Rep 1. Steve King Speaking 5589791450 d14b4

Steve King Asks What Our World’s Population Would Look Like Without Rape And Incest

by Tess Rosenberg

Yesterday, Representative Steve King (R-Iowa) tried to bedazzle a conservative club with a hot historical take on reproduction. Needless to say, we can file accuracy under King’s many weaknesses, right next to politics and being a decent human being. The Iowa representative (and not the beloved, horror author Stephen King) recently posed the question: “What if we went back through all the family trees and just pulled out anyone who was a product of rape or incest? Would there be any population of the world left if we did that?” according to the Des Moines Register. King was addressing a crowd of people at the Westside Conservative Club and trying to argue in favor of banning abortions even in cases of rape or incest, two things which don’t seem to bother King that much.

 

This isn’t the first time King has gave a confusingly positive spin to horrific concepts to justify his racist and sexist politics. King was removed from his House committee positions, by his own party (the party that *checks notes* has a multitude of white nationalist problems itself) this past January for a similarly dark question that was reported by the New York Times: “White nationalist, white supremacist, Western civilization — how did that language become offensive?” These comments sparked a bipartisan resolution to condemn white supremacy, the real-life version of a political subtweet directed at King.

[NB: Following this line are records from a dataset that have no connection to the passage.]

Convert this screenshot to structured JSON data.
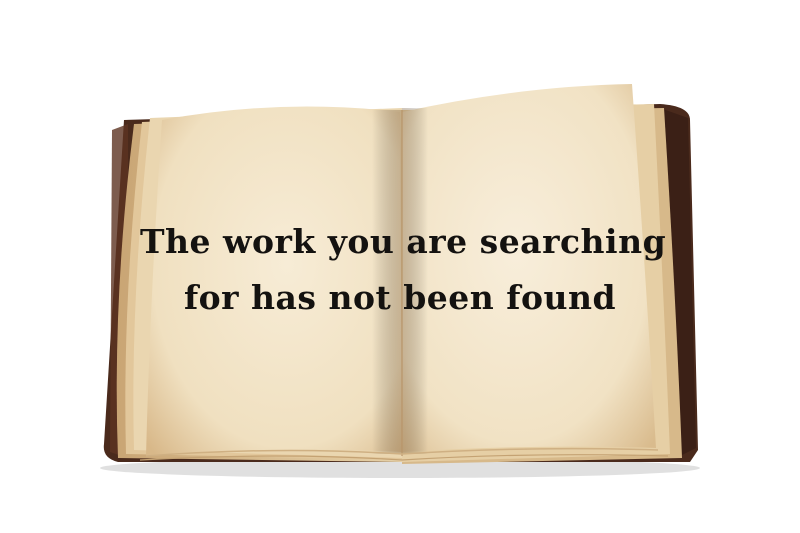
{
  "message": {
    "line1": "The work you are searching",
    "line2": "for has not been found"
  },
  "colors": {
    "background": "#ffffff",
    "page": "#f3e6cc",
    "page_edge": "#d9bf93",
    "cover": "#4a2a1c",
    "text": "#141210"
  }
}
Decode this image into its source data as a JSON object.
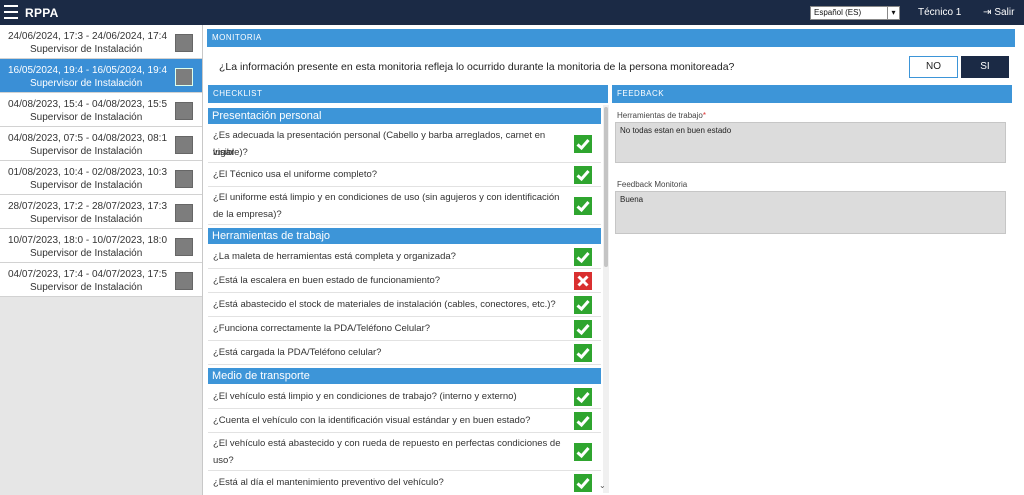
{
  "header": {
    "app_title": "RPPA",
    "language": "Español (ES)",
    "user": "Técnico 1",
    "logout": "Salir"
  },
  "sidebar": {
    "items": [
      {
        "dates": "24/06/2024, 17:3 - 24/06/2024, 17:4",
        "role": "Supervisor de Instalación"
      },
      {
        "dates": "16/05/2024, 19:4 - 16/05/2024, 19:4",
        "role": "Supervisor de Instalación"
      },
      {
        "dates": "04/08/2023, 15:4 - 04/08/2023, 15:5",
        "role": "Supervisor de Instalación"
      },
      {
        "dates": "04/08/2023, 07:5 - 04/08/2023, 08:1",
        "role": "Supervisor de Instalación"
      },
      {
        "dates": "01/08/2023, 10:4 - 02/08/2023, 10:3",
        "role": "Supervisor de Instalación"
      },
      {
        "dates": "28/07/2023, 17:2 - 28/07/2023, 17:3",
        "role": "Supervisor de Instalación"
      },
      {
        "dates": "10/07/2023, 18:0 - 10/07/2023, 18:0",
        "role": "Supervisor de Instalación"
      },
      {
        "dates": "04/07/2023, 17:4 - 04/07/2023, 17:5",
        "role": "Supervisor de Instalación"
      }
    ],
    "active_index": 1
  },
  "monitoria": {
    "title": "MONITORIA",
    "question": "¿La información presente en esta monitoria refleja lo ocurrido durante la monitoria de la persona monitoreada?",
    "no_label": "NO",
    "si_label": "SI",
    "selected": "SI"
  },
  "checklist": {
    "title": "CHECKLIST",
    "categories": [
      {
        "name": "Presentación personal",
        "items": [
          {
            "line1": "¿Es adecuada la presentación personal (Cabello y barba arreglados, carnet en lugar",
            "line2": "visible)?",
            "ok": true
          },
          {
            "line1": "¿El Técnico usa el uniforme completo?",
            "line2": "",
            "ok": true
          },
          {
            "line1": "¿El uniforme está limpio y en condiciones de uso (sin agujeros y con identificación",
            "line2": "de la empresa)?",
            "ok": true
          }
        ]
      },
      {
        "name": "Herramientas de trabajo",
        "items": [
          {
            "line1": "¿La maleta de herramientas está completa y organizada?",
            "line2": "",
            "ok": true
          },
          {
            "line1": "¿Está la escalera en buen estado de funcionamiento?",
            "line2": "",
            "ok": false
          },
          {
            "line1": "¿Está abastecido el stock de materiales de instalación (cables, conectores, etc.)?",
            "line2": "",
            "ok": true
          },
          {
            "line1": "¿Funciona correctamente la PDA/Teléfono Celular?",
            "line2": "",
            "ok": true
          },
          {
            "line1": "¿Está cargada la PDA/Teléfono celular?",
            "line2": "",
            "ok": true
          }
        ]
      },
      {
        "name": "Medio de transporte",
        "items": [
          {
            "line1": "¿El vehículo está limpio y en condiciones de trabajo? (interno y externo)",
            "line2": "",
            "ok": true
          },
          {
            "line1": "¿Cuenta el vehículo con la identificación visual estándar y en buen estado?",
            "line2": "",
            "ok": true
          },
          {
            "line1": "¿El vehículo está abastecido y con rueda de repuesto en perfectas condiciones de",
            "line2": "uso?",
            "ok": true
          },
          {
            "line1": "¿Está al día el mantenimiento preventivo del vehículo?",
            "line2": "",
            "ok": true
          }
        ]
      }
    ]
  },
  "feedback": {
    "title": "FEEDBACK",
    "tools_label": "Herramientas de trabajo",
    "tools_required": "*",
    "tools_value": "No todas estan en buen estado",
    "monitoria_label": "Feedback Monitoria",
    "monitoria_value": "Buena"
  },
  "colors": {
    "topbar": "#1b2a45",
    "accent": "#3d95d8",
    "ok": "#2fa52f",
    "bad": "#d93030"
  }
}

Similarly to last January, multiple lawmakers like Kirsten Gillibrand and Ilhan Omar have already called out his comments. When questioned on it, senator and presidential hopeful Kamala Harris outright laughed and asked a much more important question than King’s on CNN, “What is going on with these people?”

 

 

King’s comments highlight the gross misunderstanding of reproductive rights that King has always taken on this issue, going further than most of his party by not even allowing exceptions for women that become pregnant through rape or incest. It also calls special attention to the connection between the anti-choice movement and general indifference towards the well-being of women. The one silver lining in this twisted line of thought is that King answered an age-old question himself: proving that there is such thing as a stupid question.